Tampoco es “solo” hardware. Las exigencias de contenido local y la diplomacia de bloques complican el acceso a litio, níquel o tierras raras, cuyo refinado está concentrado en pocos países sin olvidarnos de elementos esenciales como el cobre o el propio cobalto. El resultado no será otro que cuellos de botella en el uso de recursos, “relocalización entre amigos” más cara y, al final, un kWh que sube de precio. El reciclaje, llamado a reducir dependencia, entra en efecto látigo ya que sube el material virgen, se paran inversiones; baja después, y los proyectos quedan a medias. Ni círculo virtuoso ni economía circular sino una montaña rusa tipo un Dragon Kahn.
Esta montaña rusa se traslada a la financiación. Con costes al alza y plazos inciertos, los bancos se vuelven conservadores, piden más cobertura y tardan más en cerrar operaciones; el capital propio exige mayor retorno; y los contratos de compra de energía (PPAs) terminan reescribiéndose para trasladar riesgos arancelarios y de suministro. Esto se traduce en menos proyectos “financiables” y más retrasos en la puesta en marcha.
España y Catalunya, importadoras de módulos, inversores y baterías, sienten cada dentellada del arancel en el presupuesto y en el calendario. Cerrar el mercado no arregla nada. La salida no es otra que fabricar aquí lo que importe de verdad —electrónica de potencia, ensamblaje y gestión de baterías, reciclaje— y asegurar suministros con contratos de largo plazo y respaldo público inteligente.

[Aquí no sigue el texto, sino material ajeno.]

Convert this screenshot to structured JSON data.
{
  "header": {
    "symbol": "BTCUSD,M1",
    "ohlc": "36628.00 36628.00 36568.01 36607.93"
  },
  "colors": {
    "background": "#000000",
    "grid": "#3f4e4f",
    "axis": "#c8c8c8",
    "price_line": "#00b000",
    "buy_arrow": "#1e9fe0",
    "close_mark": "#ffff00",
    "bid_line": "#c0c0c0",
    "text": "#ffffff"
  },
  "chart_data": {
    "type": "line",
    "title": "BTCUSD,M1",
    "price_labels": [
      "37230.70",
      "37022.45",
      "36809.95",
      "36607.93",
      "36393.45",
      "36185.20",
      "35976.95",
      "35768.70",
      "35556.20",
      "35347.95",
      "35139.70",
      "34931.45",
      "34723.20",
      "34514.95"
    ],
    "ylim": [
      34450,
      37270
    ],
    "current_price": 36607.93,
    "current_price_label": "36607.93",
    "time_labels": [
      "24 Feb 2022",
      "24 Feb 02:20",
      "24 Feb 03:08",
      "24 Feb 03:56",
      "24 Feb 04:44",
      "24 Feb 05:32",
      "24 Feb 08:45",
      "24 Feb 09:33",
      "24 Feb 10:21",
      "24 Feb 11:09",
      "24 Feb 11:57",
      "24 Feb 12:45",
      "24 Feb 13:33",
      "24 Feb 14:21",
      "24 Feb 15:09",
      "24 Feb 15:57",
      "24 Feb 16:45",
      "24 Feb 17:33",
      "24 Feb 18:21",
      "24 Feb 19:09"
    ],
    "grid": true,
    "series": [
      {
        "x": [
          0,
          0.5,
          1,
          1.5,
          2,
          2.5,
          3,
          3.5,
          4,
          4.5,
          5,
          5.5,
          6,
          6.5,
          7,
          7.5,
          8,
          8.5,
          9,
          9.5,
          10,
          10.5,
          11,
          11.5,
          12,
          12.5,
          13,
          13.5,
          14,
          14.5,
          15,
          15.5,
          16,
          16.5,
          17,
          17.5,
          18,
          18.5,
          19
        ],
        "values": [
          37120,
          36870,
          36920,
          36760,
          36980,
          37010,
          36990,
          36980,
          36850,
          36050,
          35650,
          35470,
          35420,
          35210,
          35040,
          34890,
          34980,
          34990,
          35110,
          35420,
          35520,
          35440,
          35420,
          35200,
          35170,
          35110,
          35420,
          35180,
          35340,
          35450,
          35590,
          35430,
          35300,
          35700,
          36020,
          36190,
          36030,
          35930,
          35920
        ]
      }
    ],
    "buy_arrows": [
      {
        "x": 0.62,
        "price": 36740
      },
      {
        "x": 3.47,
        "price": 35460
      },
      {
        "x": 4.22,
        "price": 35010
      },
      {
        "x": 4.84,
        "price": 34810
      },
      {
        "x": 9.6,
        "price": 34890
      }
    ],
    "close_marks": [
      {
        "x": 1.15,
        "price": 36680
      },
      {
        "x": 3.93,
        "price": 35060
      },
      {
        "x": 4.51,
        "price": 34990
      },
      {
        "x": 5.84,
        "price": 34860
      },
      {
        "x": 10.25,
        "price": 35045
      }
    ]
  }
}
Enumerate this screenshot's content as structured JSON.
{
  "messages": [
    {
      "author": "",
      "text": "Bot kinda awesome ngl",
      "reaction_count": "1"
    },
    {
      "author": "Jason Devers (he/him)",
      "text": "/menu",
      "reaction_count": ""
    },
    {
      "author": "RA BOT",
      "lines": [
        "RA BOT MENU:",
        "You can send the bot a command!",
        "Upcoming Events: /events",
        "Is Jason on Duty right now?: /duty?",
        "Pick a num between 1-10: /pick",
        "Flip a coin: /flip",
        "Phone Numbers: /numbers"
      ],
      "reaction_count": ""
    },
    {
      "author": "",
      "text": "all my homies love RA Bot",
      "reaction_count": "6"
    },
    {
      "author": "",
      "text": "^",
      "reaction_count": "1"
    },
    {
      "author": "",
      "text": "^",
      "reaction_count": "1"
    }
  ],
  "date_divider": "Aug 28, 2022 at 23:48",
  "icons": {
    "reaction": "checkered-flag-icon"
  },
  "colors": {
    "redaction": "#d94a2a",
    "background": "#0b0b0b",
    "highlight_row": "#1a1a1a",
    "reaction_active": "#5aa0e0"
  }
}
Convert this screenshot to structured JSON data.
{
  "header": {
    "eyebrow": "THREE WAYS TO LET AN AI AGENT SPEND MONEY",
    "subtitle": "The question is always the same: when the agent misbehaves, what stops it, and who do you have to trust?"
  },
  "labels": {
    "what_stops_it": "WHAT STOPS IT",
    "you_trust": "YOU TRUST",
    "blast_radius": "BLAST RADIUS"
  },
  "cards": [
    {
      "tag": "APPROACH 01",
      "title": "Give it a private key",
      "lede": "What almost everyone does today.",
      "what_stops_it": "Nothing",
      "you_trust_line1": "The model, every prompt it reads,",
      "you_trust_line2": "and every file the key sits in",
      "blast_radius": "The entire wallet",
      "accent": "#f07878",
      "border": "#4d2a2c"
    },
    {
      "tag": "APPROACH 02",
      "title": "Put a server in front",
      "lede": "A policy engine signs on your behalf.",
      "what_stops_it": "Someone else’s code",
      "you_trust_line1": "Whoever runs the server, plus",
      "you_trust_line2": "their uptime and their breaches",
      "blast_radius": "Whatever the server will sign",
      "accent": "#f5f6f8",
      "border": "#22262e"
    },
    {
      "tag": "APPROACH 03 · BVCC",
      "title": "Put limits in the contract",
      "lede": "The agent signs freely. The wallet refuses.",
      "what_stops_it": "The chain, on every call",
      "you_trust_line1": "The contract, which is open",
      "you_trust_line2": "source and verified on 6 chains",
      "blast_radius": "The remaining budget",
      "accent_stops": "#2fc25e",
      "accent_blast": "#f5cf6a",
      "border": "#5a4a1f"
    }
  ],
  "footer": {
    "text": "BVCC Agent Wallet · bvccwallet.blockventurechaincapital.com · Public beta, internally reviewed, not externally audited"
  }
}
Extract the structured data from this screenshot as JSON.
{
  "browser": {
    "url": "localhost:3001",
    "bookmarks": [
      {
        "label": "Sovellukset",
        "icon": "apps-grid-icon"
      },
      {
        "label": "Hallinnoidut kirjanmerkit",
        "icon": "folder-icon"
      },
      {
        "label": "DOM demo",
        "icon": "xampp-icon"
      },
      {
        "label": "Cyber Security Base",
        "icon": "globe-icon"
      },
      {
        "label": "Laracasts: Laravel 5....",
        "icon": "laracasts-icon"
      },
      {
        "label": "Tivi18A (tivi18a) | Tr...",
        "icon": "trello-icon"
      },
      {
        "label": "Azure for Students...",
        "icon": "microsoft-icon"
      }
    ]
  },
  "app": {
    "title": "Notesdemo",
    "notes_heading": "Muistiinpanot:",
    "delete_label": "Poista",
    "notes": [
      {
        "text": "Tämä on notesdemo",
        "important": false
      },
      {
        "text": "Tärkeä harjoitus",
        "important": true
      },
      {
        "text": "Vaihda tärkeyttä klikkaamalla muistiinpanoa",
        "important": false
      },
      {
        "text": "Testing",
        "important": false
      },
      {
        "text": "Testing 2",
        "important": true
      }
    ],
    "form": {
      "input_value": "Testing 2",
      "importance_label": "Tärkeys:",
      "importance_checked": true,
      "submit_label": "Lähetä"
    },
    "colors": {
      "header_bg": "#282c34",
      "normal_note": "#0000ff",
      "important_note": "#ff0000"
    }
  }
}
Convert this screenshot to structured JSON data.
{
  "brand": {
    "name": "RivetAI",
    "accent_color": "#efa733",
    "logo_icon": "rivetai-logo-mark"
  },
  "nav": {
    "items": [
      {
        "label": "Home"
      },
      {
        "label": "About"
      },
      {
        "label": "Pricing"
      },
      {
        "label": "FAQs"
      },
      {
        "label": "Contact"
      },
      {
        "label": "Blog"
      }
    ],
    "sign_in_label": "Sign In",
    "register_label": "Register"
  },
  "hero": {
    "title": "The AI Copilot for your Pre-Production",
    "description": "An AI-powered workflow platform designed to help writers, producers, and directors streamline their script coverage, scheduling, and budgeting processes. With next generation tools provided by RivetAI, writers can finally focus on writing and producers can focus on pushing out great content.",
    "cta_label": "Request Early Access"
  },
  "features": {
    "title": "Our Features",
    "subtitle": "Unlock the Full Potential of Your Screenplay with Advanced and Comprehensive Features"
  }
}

¿Qué haría falta? Primero, estabilidad. Señales claras a 10-15 años, planeamiento serio de redes y un calendario de subastas creíble teniendo presente lo que los mercados de futuros ya prescriben. Segundo, seguridad de suministro garantizando infraestructuras y consolidando una red de transporte y distribución de energía eléctrica estimada para mas allá del 2050. Tercero, amortiguar el vaivén con instrumentos que den precio y visibilidad —contratos por diferencia y subastas que internalicen el riesgo arancelario— y PPAs “resilientes” con cláusulas transparentes de traslado de costes. Cuarto, una política industrial quirúrgica: apoyar lo que tenga ventaja real (power electronics, battery packs, BMS, reciclaje), acelerar permisos en suelos industriales existentes, activar garantías públicas y crédito fiscal para inversión productiva, y fijar estándares de trazabilidad y segunda vida de baterías. Quinto, usar la compra pública verde para diversificar proveedores y limitar la exposición a cualquier arancel. Sexto, abordar debidamente las nuevas políticas fiscales considerando los nuevos modelos energéticos. Y, por último, (séptimo, empujar la demanda eléctrica limpia mediante leasing social del vehículo eléctrico, recarga interoperable y electrificación de procesos industriales con contratos estables y gestión de flexibilidad detrás del contador.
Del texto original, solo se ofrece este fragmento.